Tampoco parece que sus caras sean las de unos forasteros. Sin embargo, ¿dónde se han visto tripulantes de barcazas tan silenciosos como éstos? ¿Y por qué los semblantes tienen ese inflexible aire de rencor? Snow, e incluso el joven Dodd, los conoce. Algunos comparecieron ante el tribunal después de las huelgas del 43 y del 50, y los sentenciaron a la horca, aunque más adelante dijeron que los habían trasladado a América. Pues bien, si esto es América, entonces aquí están, en compañía de legendarios campeones de taberna que llevan banderas de pirata grandes como bañeras, célebres héroes del barullo, tripulantes de barcazas que participan en competiciones de la cuenca carbonífera del Tyne, adorados incluso en la ribera del Wear («¿Eres tú, Dobby? ¡Cuidado!»), como si, para Dixon, todos los rostros bamboleantes, todas las jarras tomadas y todas las voces nocturnas que han pasado por su vida, tarde o temprano se repitieran en esta tiniebla propia del fin del mundo, y como si por un momento las aguas agitadas hubieran posibilitado una América que el relato de ningún viajero ha descrito todavía, porque ninguno ha vuelto todavía, aunque muchos son los compañeros y seres queridos que aguardan su regreso.

Y cuando por fin Dixon ve al Mary and Meg, el pequeño bergantín carbonero al que le habían invitado a subir, sus velas no tan sólo renegridas, sino de un negro sedoso debido a la carbonilla, siente por un momento temor, pues la inmovilidad de la nave en el agua, la uniformidad de la estiba bajo una luz jamás vista en el Shields… ¿Fue así la primera vez, o le pasó por alto, debido a su inmoderada obsesión por Oriente? ¿O acaso es todo esto un mensaje particular e imperioso relativo a América, que no va dirigido a él sino a otra persona y en cuyo camino tal vez él sólo se ha interpuesto?
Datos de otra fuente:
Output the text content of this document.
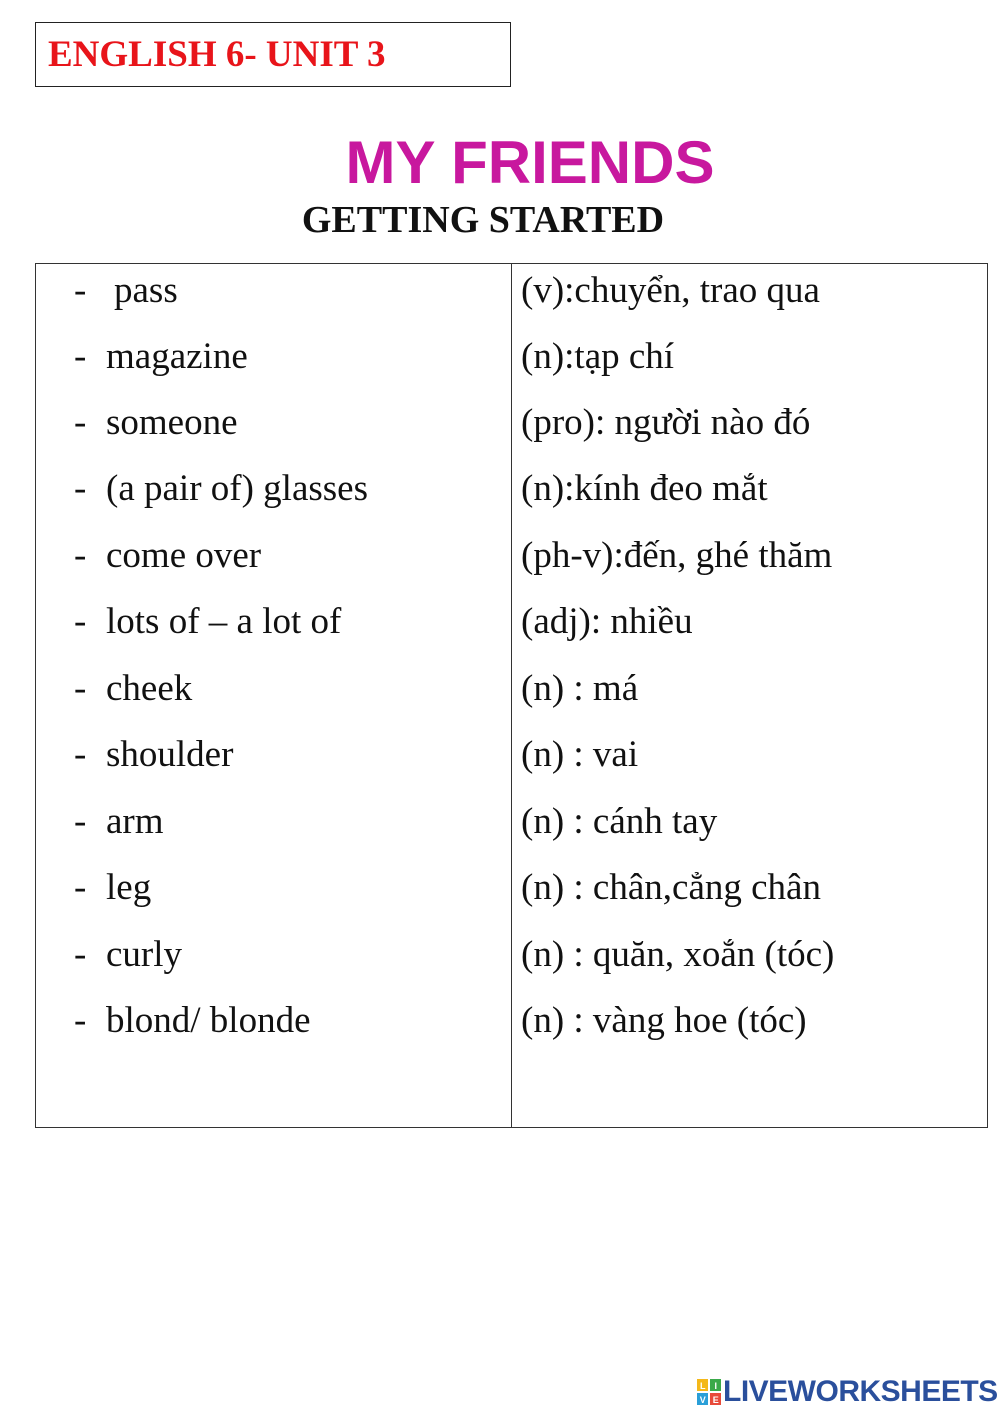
ENGLISH 6- UNIT 3
MY FRIENDS
GETTING STARTED
- pass	(v):chuyển, trao qua
- magazine	(n):tạp chí
- someone	(pro): người nào đó
- (a pair of) glasses	(n):kính đeo mắt
- come over	(ph-v):đến, ghé thăm
- lots of – a lot of	(adj): nhiều
- cheek	(n) : má
- shoulder	(n) : vai
- arm	(n) : cánh tay
- leg	(n) : chân,cẳng chân
- curly	(n) : quăn, xoắn (tóc)
- blond/ blonde	(n) : vàng hoe (tóc)
L I
V E LIVEWORKSHEETS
El recorrido a lo largo de la costa, hasta el Támesis y el Pool, es peligroso, virando siempre a barlovento, a menudo en medio de temporales, entre bancos de arena traicioneros y canales que se curvan una y otra vez como grandes serpientes inquietas. Toman una corriente a barlovento en el canal del Rey, barloventean hacia el Swin, se mantienen fuera de los Swatchways y realizan continuos sondeos. Así, el Mary and Meg, maniobrando con precisión entre rocas, bajíos y otros miles de barcos, cada uno de los cuales sigue su propio rumbo —deseando, a pesar de su aspecto espectral, vivir enérgicamente mientras pueda—, lleva por fin a Dixon a Long Reach, por encima de Gravesend, y el barco llega a su lugar de atraque en el muelle guiándose por la cúpula de la catedral de San Pablo que se alza lentamente al oeste.

Mañana, él y Mason firmarán el contrato.